I twisted my arm out of your grip. “I’m just going to get you a towel,” I said.
In the hallway, I stood staring into the linen closet for a long time. I stood, listening to my breath catch in my chest and nothing else.
When I got back, your expression had gone flat, blank and still and determined. You didn’t say anything else to me about leaving.
We lay down on the bed, just like we used to do, our foreheads almost touching, hands clasped. I wanted to say something to you, to promise you would be all right, because that seemed like the sort of thing I should say, but all I could think of was our names, Alfa Whiskey Alfa Whiskey, over and over. Your hair was drying in fine curls around your face and you smelled like rainwater, like night air.

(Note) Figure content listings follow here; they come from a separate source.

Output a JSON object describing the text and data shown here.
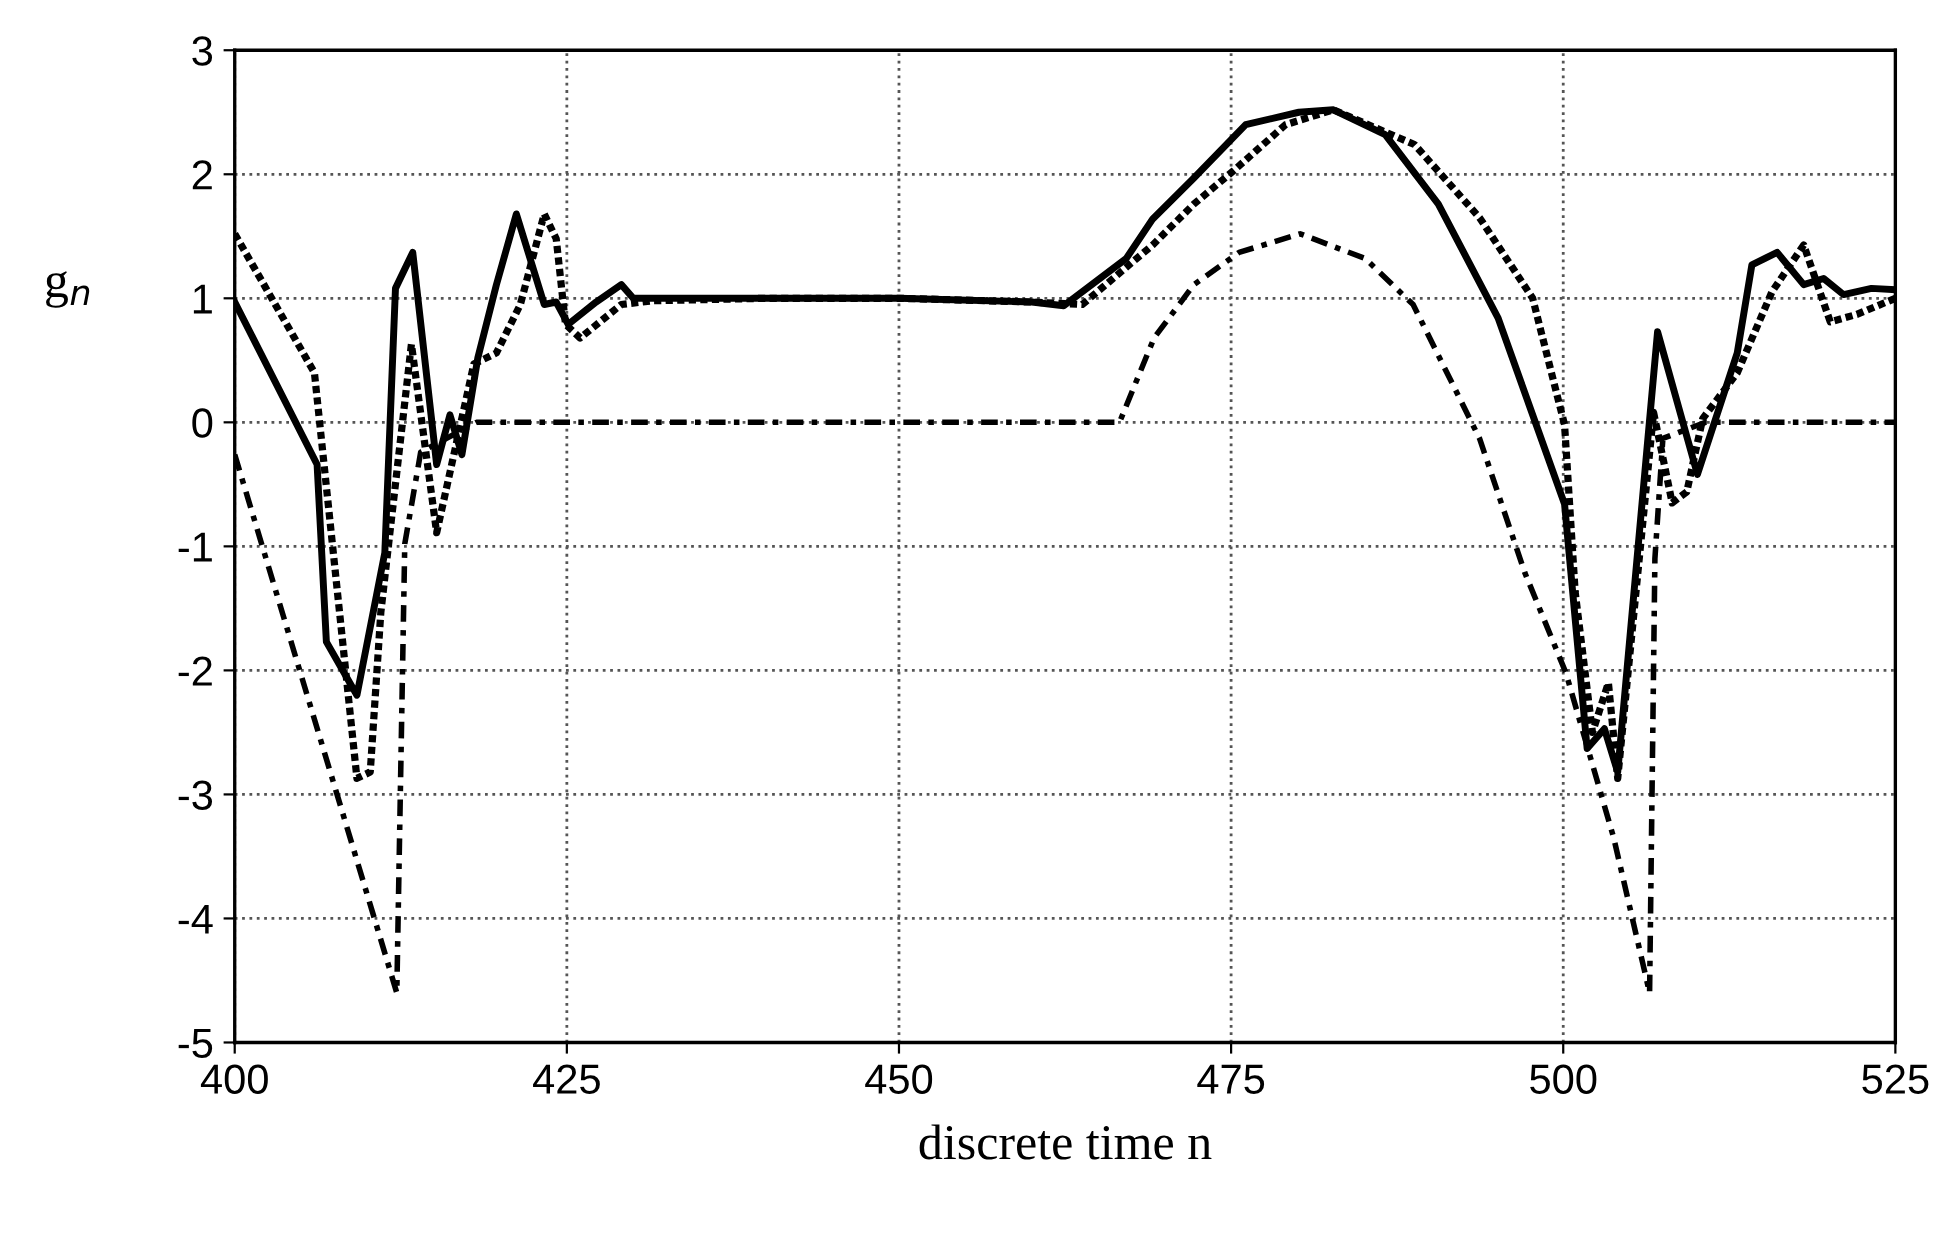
{
  "chart_data": {
    "type": "line",
    "xlabel": "discrete time n",
    "ylabel": "g$_{n}$",
    "xlim": [
      400,
      525
    ],
    "ylim": [
      -5,
      3
    ],
    "xticks": [
      400,
      425,
      450,
      475,
      500,
      525
    ],
    "yticks": [
      -5,
      -4,
      -3,
      -2,
      -1,
      0,
      1,
      2,
      3
    ],
    "grid": true,
    "legend": false,
    "series": [
      {
        "color": "#000000",
        "line_style": "solid",
        "x": [
          400,
          406.2,
          406.9,
          409.2,
          411.3,
          412.1,
          413.4,
          415.2,
          416.2,
          417.1,
          418.3,
          419.7,
          421.2,
          423.3,
          424.2,
          425.1,
          427.2,
          429.1,
          430,
          440,
          450,
          460,
          462.4,
          467.1,
          469.1,
          472.2,
          476.1,
          480.1,
          482.7,
          486.6,
          490.6,
          495.1,
          500.1,
          501.8,
          503.1,
          504.1,
          507.1,
          510.1,
          513.1,
          514.2,
          516.1,
          518.1,
          519.6,
          521.1,
          523.2,
          525
        ],
        "values": [
          0.97,
          -0.34,
          -1.77,
          -2.2,
          -1.05,
          1.08,
          1.37,
          -0.34,
          0.06,
          -0.26,
          0.52,
          1.11,
          1.68,
          0.95,
          0.97,
          0.79,
          0.97,
          1.11,
          1.0,
          1.0,
          1.0,
          0.97,
          0.94,
          1.32,
          1.64,
          1.97,
          2.4,
          2.5,
          2.52,
          2.32,
          1.76,
          0.84,
          -0.66,
          -2.63,
          -2.47,
          -2.82,
          0.73,
          -0.42,
          0.56,
          1.27,
          1.37,
          1.11,
          1.16,
          1.03,
          1.08,
          1.07
        ]
      },
      {
        "color": "#000000",
        "line_style": "dotted",
        "x": [
          400,
          406,
          409.2,
          410.2,
          411,
          413.3,
          415.2,
          418,
          419.7,
          421.5,
          423.3,
          424.2,
          424.9,
          426,
          429.1,
          431.4,
          440,
          450,
          460,
          463.8,
          469.1,
          472.2,
          475.2,
          479.1,
          482.7,
          488.8,
          493.7,
          497.7,
          500.1,
          500.9,
          502.2,
          503.4,
          504.1,
          506.8,
          508.2,
          509.3,
          510.5,
          513.1,
          515.7,
          518.1,
          520.1,
          522.1,
          525
        ],
        "values": [
          1.52,
          0.4,
          -2.87,
          -2.82,
          -1.53,
          0.63,
          -0.89,
          0.47,
          0.56,
          0.95,
          1.68,
          1.48,
          0.79,
          0.68,
          0.95,
          0.98,
          1.0,
          1.0,
          0.97,
          0.95,
          1.43,
          1.76,
          2.03,
          2.4,
          2.52,
          2.24,
          1.65,
          1.0,
          -0.02,
          -1.37,
          -2.5,
          -2.1,
          -2.87,
          0.08,
          -0.65,
          -0.56,
          0.03,
          0.4,
          1.05,
          1.43,
          0.81,
          0.87,
          1.0
        ]
      },
      {
        "color": "#000000",
        "line_style": "dashdot",
        "x": [
          400,
          412.2,
          412.8,
          414,
          418.2,
          440,
          466.6,
          469.2,
          472.2,
          475.6,
          480.2,
          485.1,
          488.7,
          493.7,
          497.1,
          500.2,
          503.8,
          506.5,
          506.9,
          507.5,
          510.7,
          525
        ],
        "values": [
          -0.26,
          -4.6,
          -0.98,
          -0.24,
          0,
          0,
          0,
          0.68,
          1.11,
          1.37,
          1.52,
          1.32,
          0.95,
          -0.13,
          -1.21,
          -2.02,
          -3.35,
          -4.6,
          -1.1,
          -0.13,
          0,
          0
        ]
      }
    ]
  }
}
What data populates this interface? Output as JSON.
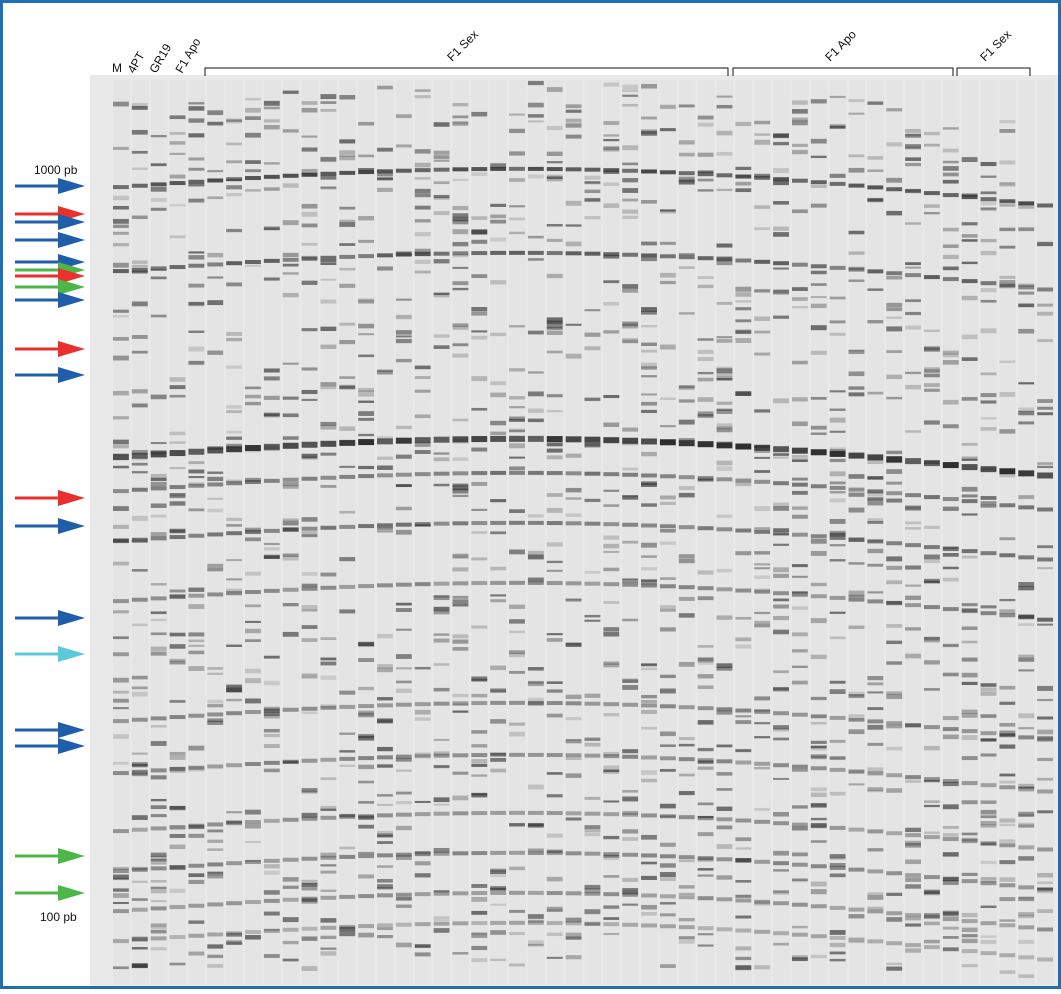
{
  "lane_labels": [
    "M",
    "4PT",
    "GR19",
    "F1 Apo"
  ],
  "groups": [
    {
      "label": "F1 Sex"
    },
    {
      "label": "F1 Apo"
    },
    {
      "label": "F1 Sex"
    }
  ],
  "size_markers": {
    "top": "1000 pb",
    "bottom": "100 pb"
  }
}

A few days later, you took fifty dollars from your mother’s purse and packed a bag and disappeared.
So many times since then, I’ve wondered why I didn’t ask you, why I didn’t say—something, anything at all.
Everyone had their theories about what had happened after you were gone. The police asked me if you’d been seeing anyone—maybe an older man? Maybe a teacher? Had you gotten into some kind of trouble? What about your home life? How did you and your brothers get on? Didn’t you ever confide in me? After all, weren’t we best friends?
How could I tell them that I never asked? Not, at least, the questions that really mattered. A good spy would have investigated. A good spy would have pushed for answers, even if they were answers she didn’t want to hear. But I never asked, and then it was too late.
For years after you left, I used to imagine breaking into your house. I could have used the spare key your mother kept by the back door. I knew where it was because you’d told me you used it to sneak back in on occasions when you’d stayed out past your curfew. I could have lifted up the loose tile along the rim of the flowerbed and let myself in. I could have crept up the stairs and into your bedroom, opened the jewelry boxes on your dresser, checked all your drawers for false bottoms.
But what would I have found there, in the end? What good would it have done? It wasn’t proof I needed.